Veel dingen in het leven vinden we vanzelfsprekend. Vrienden. Werk. Kinderen. Airpods Pro. Eens verworven liggen we er niet meer wakker van. Zijn er niet dankbaar voor.
Het minimalisme probeert daar een mouw aan te passen door enkel bepaalde dingen toe te laten in je leven of een maximaal aantal bezittingen te hebben. Waarbij je het leven meer beschouwt als een museum dan een kringloopwinkel.
Een andere benadering om je geluk en dankbaarheid te vergroten is mental subtraction. Het houdt in dat je de goede dingen uit je leven wegdenkt. Bovendien werkt het instant.
Onderzoek toont aan dat de afwezigheid van een positieve gebeurtenis in je leven een krachtiger effect op je heeft dan alleen maar terugkijken op die positieve gebeurtenis.
Door je voor te stellen dat de belangrijke dingen en mensen in je leven niet bestaan, kun je echt gaan waarderen wat je hebt. Voor objecten ben je dankbaarder als je je leven voorstelt zonder die objecten, dan als je terugdenkt aan het geluk of plezier toen je ze kocht.
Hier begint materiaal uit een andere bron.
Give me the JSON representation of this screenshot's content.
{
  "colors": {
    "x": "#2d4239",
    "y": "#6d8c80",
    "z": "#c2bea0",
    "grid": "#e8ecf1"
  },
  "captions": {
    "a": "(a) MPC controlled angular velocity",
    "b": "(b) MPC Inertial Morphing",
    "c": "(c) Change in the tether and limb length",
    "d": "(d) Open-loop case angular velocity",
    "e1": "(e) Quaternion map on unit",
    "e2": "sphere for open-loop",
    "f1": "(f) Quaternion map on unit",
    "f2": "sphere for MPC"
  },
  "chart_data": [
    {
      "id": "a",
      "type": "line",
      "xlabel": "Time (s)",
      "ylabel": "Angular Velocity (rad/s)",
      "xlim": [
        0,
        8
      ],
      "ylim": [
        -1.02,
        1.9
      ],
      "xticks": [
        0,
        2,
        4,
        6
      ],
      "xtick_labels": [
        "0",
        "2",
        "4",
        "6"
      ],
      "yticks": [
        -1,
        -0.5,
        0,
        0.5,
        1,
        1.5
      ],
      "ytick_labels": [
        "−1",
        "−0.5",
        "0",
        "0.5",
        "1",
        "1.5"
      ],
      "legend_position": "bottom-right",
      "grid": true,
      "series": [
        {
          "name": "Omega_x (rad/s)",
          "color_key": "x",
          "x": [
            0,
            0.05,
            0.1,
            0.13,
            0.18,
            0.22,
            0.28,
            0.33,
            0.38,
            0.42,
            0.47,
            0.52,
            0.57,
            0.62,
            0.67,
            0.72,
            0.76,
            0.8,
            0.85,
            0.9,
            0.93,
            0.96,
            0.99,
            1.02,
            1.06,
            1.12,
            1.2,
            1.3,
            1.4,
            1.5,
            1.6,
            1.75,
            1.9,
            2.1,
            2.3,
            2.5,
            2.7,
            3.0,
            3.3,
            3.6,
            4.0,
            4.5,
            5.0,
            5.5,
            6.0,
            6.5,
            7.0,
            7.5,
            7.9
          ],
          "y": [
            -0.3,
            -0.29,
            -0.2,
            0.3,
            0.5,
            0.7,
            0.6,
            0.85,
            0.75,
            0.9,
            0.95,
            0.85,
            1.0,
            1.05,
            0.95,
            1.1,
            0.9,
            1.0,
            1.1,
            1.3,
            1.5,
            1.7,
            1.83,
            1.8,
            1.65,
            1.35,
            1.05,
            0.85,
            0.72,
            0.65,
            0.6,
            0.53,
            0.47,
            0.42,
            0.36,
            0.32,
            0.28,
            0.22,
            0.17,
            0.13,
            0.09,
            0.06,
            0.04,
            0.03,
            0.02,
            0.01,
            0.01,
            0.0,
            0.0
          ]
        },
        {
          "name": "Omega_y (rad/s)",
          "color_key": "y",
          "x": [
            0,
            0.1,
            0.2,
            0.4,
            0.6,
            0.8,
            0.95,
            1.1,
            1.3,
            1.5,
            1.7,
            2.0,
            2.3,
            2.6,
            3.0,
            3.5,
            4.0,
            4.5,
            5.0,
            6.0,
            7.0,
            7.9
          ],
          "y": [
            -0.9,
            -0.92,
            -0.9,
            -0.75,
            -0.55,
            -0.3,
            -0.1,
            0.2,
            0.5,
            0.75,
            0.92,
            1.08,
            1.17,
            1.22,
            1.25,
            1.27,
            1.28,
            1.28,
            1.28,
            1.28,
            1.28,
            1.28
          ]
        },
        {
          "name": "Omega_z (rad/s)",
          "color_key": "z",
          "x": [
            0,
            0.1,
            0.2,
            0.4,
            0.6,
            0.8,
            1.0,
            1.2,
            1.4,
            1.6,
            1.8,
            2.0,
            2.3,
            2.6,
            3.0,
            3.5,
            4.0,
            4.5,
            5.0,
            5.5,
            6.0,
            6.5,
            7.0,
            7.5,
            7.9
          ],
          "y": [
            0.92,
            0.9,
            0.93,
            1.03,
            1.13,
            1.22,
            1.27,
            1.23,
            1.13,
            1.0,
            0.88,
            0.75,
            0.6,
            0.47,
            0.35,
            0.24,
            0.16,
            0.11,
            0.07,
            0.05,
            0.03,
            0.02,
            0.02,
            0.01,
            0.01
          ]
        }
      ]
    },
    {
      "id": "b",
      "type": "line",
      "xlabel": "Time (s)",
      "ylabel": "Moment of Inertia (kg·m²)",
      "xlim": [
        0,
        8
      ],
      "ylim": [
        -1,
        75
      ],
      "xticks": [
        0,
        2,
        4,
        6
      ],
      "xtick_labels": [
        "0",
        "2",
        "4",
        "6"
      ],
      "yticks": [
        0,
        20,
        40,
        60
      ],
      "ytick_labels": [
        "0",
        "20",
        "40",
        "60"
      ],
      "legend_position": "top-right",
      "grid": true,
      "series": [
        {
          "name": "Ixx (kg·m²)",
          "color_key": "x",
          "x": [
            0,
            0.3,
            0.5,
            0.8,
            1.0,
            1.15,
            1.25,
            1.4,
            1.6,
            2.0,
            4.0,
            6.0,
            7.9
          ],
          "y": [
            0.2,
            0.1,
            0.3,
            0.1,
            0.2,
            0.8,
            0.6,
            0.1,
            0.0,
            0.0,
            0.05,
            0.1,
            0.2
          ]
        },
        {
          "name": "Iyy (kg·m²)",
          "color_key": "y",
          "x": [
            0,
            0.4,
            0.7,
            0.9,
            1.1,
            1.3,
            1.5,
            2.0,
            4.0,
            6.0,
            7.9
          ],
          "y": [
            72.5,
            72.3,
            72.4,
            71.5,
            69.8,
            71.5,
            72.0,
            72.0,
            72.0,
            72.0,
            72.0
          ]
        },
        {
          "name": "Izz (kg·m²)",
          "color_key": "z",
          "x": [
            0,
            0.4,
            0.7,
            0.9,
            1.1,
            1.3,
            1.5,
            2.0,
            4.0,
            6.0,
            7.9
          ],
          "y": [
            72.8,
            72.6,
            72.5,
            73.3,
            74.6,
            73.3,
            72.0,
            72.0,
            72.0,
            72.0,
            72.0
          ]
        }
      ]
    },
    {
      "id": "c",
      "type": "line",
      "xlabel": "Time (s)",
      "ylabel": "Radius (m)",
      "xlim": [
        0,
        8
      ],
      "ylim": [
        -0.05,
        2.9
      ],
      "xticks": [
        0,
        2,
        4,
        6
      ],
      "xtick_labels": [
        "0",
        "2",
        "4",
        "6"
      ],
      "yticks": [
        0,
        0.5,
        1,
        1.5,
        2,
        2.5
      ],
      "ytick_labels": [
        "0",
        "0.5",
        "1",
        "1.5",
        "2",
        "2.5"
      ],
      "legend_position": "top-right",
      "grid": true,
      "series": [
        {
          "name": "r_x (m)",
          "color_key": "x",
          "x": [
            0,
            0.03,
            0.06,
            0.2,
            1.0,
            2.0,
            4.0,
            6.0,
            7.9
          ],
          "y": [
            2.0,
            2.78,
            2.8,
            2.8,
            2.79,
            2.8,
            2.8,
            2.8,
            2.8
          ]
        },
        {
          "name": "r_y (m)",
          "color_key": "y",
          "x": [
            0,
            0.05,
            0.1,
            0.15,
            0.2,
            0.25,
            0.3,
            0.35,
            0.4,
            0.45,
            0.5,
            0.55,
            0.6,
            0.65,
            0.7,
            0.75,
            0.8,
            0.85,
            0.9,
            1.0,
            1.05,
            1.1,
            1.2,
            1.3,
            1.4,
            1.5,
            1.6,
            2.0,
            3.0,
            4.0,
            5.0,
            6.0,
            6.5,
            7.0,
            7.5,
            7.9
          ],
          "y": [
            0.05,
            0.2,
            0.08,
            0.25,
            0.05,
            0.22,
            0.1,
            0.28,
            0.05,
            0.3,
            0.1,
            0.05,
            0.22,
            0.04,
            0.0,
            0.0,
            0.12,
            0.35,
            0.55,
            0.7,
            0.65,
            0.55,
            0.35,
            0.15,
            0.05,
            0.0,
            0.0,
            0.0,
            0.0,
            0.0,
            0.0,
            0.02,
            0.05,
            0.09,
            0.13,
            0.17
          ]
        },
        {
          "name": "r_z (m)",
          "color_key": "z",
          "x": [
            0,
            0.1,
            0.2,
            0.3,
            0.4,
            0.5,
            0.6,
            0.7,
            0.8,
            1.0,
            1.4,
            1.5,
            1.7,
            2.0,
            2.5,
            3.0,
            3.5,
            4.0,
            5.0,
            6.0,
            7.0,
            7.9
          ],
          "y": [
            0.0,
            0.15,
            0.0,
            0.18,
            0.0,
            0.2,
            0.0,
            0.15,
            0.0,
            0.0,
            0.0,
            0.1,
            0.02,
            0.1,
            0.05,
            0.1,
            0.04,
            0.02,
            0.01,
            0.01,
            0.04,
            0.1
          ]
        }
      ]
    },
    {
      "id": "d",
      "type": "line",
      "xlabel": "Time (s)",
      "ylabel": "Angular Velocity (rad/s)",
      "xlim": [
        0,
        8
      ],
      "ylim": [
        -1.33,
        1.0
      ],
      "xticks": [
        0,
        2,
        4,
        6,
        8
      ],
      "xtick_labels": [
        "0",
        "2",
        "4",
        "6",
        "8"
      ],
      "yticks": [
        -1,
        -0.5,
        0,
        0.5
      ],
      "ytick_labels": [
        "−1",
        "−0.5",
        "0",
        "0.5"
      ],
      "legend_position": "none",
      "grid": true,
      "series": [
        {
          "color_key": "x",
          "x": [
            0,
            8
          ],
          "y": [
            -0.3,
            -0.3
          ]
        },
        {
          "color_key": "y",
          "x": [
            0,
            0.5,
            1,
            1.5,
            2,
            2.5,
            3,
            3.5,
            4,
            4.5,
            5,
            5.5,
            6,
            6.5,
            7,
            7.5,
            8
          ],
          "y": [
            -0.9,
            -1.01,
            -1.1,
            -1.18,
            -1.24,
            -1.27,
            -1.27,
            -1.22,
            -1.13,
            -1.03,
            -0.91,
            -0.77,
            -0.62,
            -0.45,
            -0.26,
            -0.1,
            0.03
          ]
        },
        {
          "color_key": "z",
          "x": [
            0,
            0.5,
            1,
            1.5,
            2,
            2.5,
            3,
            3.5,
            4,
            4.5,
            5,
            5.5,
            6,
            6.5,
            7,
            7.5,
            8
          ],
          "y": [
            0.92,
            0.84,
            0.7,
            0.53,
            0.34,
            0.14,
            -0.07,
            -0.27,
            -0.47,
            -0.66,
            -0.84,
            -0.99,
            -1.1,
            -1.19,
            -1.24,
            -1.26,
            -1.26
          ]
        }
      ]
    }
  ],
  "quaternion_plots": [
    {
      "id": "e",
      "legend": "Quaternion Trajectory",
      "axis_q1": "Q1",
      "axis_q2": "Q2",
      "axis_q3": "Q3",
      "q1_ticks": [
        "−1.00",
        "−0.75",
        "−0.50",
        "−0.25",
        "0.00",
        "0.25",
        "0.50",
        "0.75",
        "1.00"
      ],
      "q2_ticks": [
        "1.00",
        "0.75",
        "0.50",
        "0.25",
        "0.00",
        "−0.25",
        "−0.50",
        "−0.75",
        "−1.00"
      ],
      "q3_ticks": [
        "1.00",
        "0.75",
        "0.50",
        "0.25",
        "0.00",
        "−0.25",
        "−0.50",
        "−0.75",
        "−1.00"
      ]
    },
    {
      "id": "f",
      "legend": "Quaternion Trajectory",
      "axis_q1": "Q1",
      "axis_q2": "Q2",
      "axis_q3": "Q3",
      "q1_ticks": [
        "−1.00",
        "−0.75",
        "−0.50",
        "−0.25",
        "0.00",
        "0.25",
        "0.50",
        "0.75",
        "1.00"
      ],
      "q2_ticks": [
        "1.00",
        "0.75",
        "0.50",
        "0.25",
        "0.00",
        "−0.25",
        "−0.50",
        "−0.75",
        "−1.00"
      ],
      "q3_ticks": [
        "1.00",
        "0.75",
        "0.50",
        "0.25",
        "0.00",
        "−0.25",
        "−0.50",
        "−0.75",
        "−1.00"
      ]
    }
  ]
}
Hetzelfde geldt voor prestaties of verwezenlijkingen waar je trots op bent. Die marathon die je liep. Dat artikel dat gepubliceerd werd. Dat concept dat je in de wereld zette. De reis die je maakte. Door je voor te stellen dat ze nooit hebben plaatsgevonden, kun je zien welke weg je hebt afgelegd. Hoe ze je leven beter gemaakt hebt, of anders.
Ik gebruik mental subtraction als volgt om mijn dankbaarheid te vergroten. Als ik merk dat ik klaag over iets, dan beeld ik me in dat waarover ik klaag weg is. Uit mijn leven verwijderd. Klagen over de job? Job is weg. Klagen over werknemers? Ze zijn allemaal weg. Klagen over de regen? De regen voor altijd weg. (Voor sommigen zou dat nog niet zo slecht klinken.) Klagen over de file? Mijn auto weg. Klagen over het huis. Huis weg.
Zo ervaar je de emoties alsof die dingen er niet meer zouden zijn. En dat maakt, voor mij, een wereld van verschil om mijn dankbaarheid en geluk te vergroten. En minder te klagen.